I wrote in a previous post about the fallacy of the word big in the phrase “Big Data”. This catch phrase that has been associated with “everything having to do with the analysis of data” is a poisonous co-opting of the analytics space to fit a vendor’s needs. It creates a major barrier to adoption for analytics and confusion over exactly what data analytics can and can’t do with its reliance on capturing massive amounts of data. If you accept the premise that “Big Data” is a lie, and that anyone can benefit from analyzing data then the next logical question is, “now what?”
You already have a LOT of data. We’ve all seen the examples of “how much data is created every second/minute” floating around (here is one if you have not) but this is for web-scale, massively consumed platforms (and a huge part of the Big Data Fallacy I might add). Even still, any reasonably sized organization is likely curating anywhere from 10 to 100 TB of just “data” with most organizations generating around 50% again year over year. That data can be in many forms and formats; RDBMS (databases), Files, Logs, Images, Video, Audio, source code, web pages, emails, forums and Intranet sites, and a bunch of other ones I am not thinking of so early in the morning. The value in analytics comes from linking data together, and in a world full of data and most critically data TYPES how do you actually get started?

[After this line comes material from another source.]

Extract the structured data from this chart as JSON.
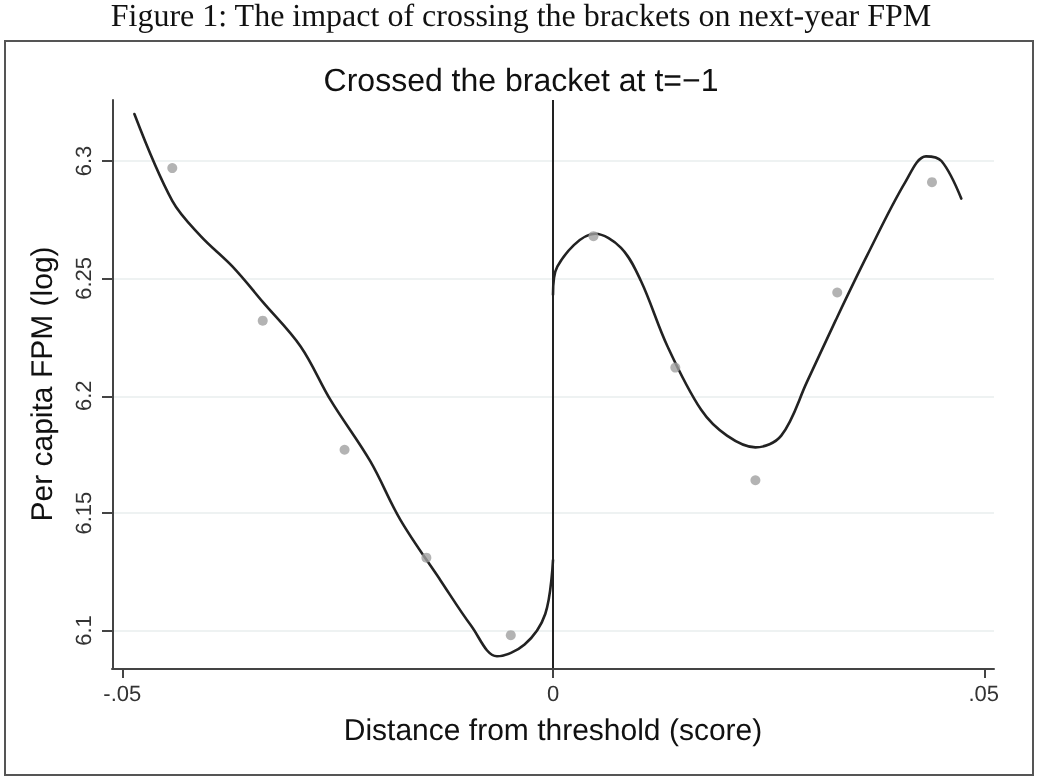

There are two “big bucket” schools of thought for this:
1) The “Big Data Fallacy” school: Put all the data in one place. It is the only way possible to attempt to capture all the information you have in a useable format. This is not just the storage vendor view (think of the term “Data Lake”) this is also the view of common analytics tools like Hadoop: “Dump everything in here and then you can analyze it”.
2) The Data Integration school: Leave it where it is, catalog it, and connect to it on demand when you want to pull some data in for an actual analysis “job”. This is a newer space and not saturated with a lot of noise yet, but it also exposes the underlying challenge of delivering data value through analytics in a much more impactful way.

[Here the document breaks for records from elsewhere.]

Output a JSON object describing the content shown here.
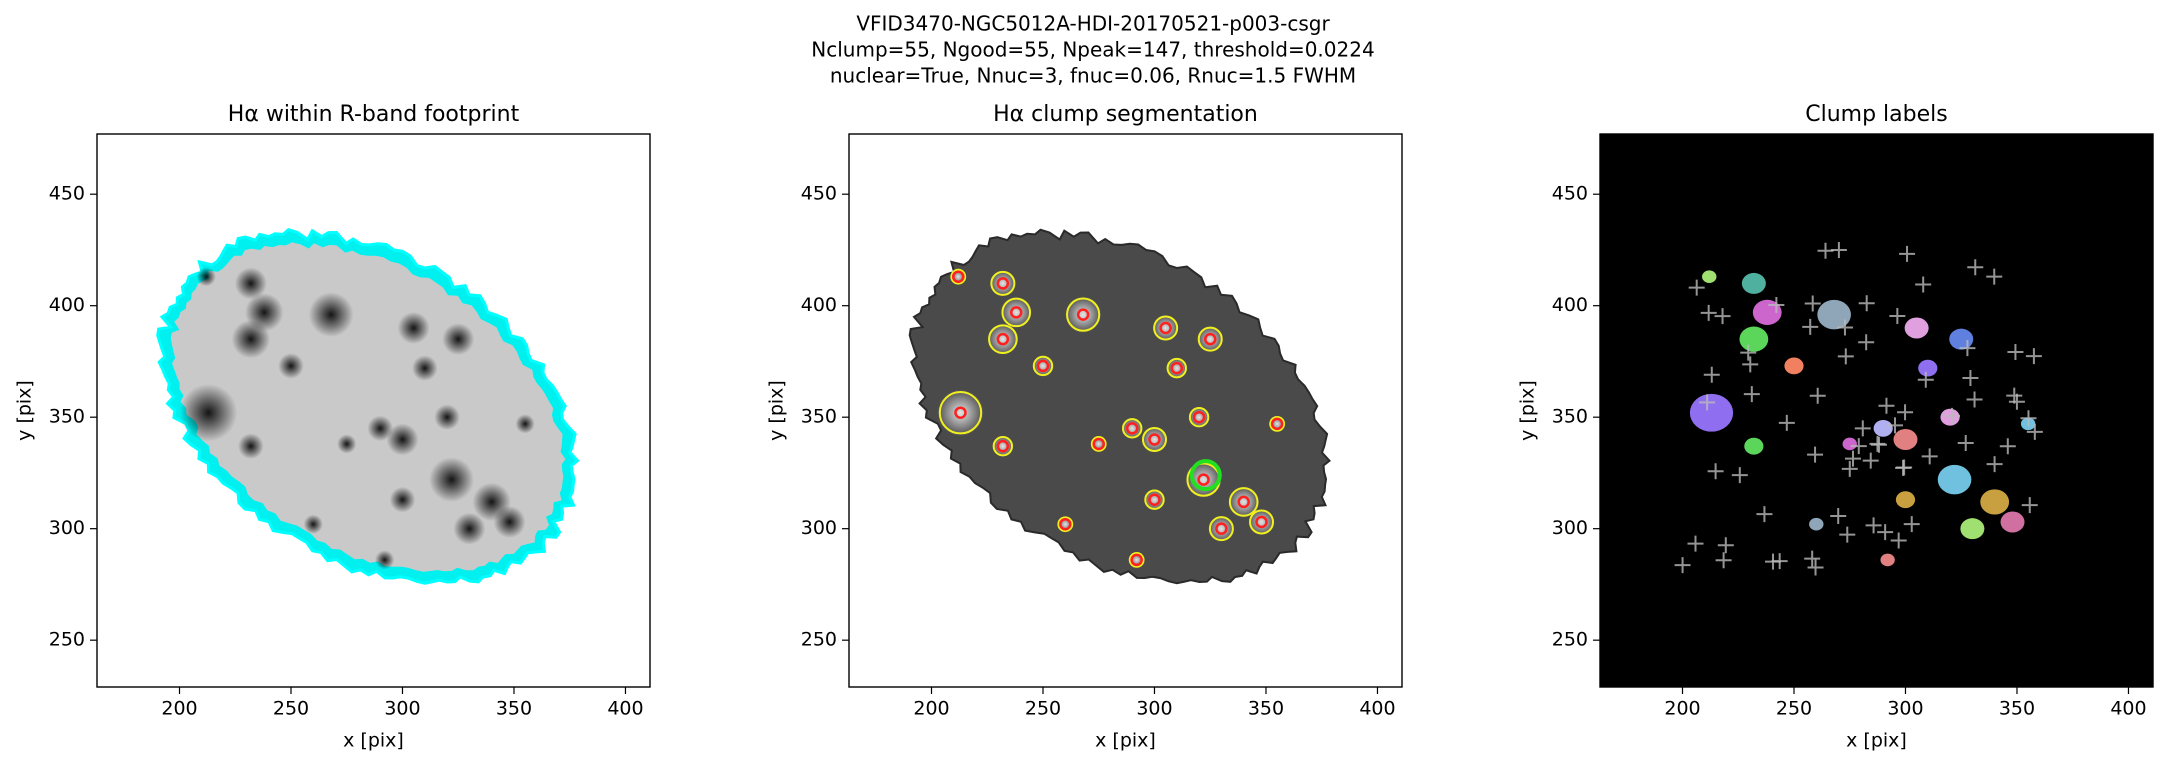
{
  "suptitle": [
    "VFID3470-NGC5012A-HDI-20170521-p003-csgr",
    "Nclump=55, Ngood=55, Npeak=147, threshold=0.0224",
    "nuclear=True, Nnuc=3, fnuc=0.06, Rnuc=1.5 FWHM"
  ],
  "chart_data": [
    {
      "type": "image",
      "cmap": "gray_r",
      "title": "Hα within R-band footprint",
      "xlabel": "x [pix]",
      "ylabel": "y [pix]",
      "xlim": [
        163,
        411
      ],
      "ylim": [
        229,
        477
      ],
      "xticks": [
        200,
        250,
        300,
        350,
        400
      ],
      "yticks": [
        250,
        300,
        350,
        400,
        450
      ]
    },
    {
      "type": "image",
      "cmap": "gray",
      "title": "Hα clump segmentation",
      "xlabel": "x [pix]",
      "ylabel": "y [pix]",
      "xlim": [
        163,
        411
      ],
      "ylim": [
        229,
        477
      ],
      "xticks": [
        200,
        250,
        300,
        350,
        400
      ],
      "yticks": [
        250,
        300,
        350,
        400,
        450
      ]
    },
    {
      "type": "image",
      "cmap": "labels",
      "title": "Clump labels",
      "xlabel": "x [pix]",
      "ylabel": "y [pix]",
      "xlim": [
        163,
        411
      ],
      "ylim": [
        229,
        477
      ],
      "xticks": [
        200,
        250,
        300,
        350,
        400
      ],
      "yticks": [
        250,
        300,
        350,
        400,
        450
      ]
    }
  ]
}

The underlying challenge both of these schools of data collection and connection ignore is that if you don’t know what data you have in the first place it is REALLY hard to actually analyze it. Data Integration tools have tended to focus on the mechanical – HOW to connect to the data, and the “Big Data” tools focus on the “put it all in one place and it does not matter what it is” approach. Both of these methods overlook the fact that most of the time spent in analytics is actually spent in identification and “cleansing” of data, not in actual analysis. So what I really need is a way to classify and catalog data, up front, before I start my analysis so that I know what I have to work with.

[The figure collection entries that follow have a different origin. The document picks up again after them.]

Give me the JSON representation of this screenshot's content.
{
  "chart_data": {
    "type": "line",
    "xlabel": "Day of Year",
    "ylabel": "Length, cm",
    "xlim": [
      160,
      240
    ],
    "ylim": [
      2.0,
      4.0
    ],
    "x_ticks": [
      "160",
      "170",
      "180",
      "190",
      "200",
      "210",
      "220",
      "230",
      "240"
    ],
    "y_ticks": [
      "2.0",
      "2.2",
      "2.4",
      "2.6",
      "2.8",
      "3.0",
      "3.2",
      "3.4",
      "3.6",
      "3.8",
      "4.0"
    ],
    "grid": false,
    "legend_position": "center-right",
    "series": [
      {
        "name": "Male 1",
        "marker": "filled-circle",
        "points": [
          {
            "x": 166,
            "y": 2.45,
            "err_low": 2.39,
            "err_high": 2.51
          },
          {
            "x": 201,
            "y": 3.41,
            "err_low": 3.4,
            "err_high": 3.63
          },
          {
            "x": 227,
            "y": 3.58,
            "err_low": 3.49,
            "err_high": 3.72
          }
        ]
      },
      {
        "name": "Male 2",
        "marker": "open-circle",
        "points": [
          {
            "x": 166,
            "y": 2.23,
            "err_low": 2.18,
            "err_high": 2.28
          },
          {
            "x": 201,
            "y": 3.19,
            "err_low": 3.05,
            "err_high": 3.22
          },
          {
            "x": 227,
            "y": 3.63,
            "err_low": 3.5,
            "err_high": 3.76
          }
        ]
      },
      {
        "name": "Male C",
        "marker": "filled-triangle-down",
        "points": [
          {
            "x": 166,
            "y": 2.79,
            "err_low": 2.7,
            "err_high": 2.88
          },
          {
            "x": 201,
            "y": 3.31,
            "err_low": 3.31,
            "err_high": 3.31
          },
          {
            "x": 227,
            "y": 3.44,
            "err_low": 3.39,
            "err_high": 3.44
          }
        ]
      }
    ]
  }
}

This is the biggest problem in the data analytics world, and it is solved through a concept called Data Governance. This combines 3 key facets:
1) A Data Catalog (what it is, where is it, and how do I get to it if I can)
2) Security and Permissions (because sometimes data shouldn’t be exposed)
3) Data Quality (Is my data suitable for the purposes of my analysis)
Taken all together these 3 facets form the core of a comprehensive Data Governance strategy. Fortunately, new tools are emerging that combine some or all of these functions to speed the collection and curation of data within even the most complex and tangled data sets.
In this series of posts, “Governing Analytics – Making Data Valuable, Viable, and Virtuous” I will dig into the “3 Other V’s” of analytics challenges more deeply and look at ways to architect a comprehensive system that handles them without compromising the ability of your analysts to get the data they need.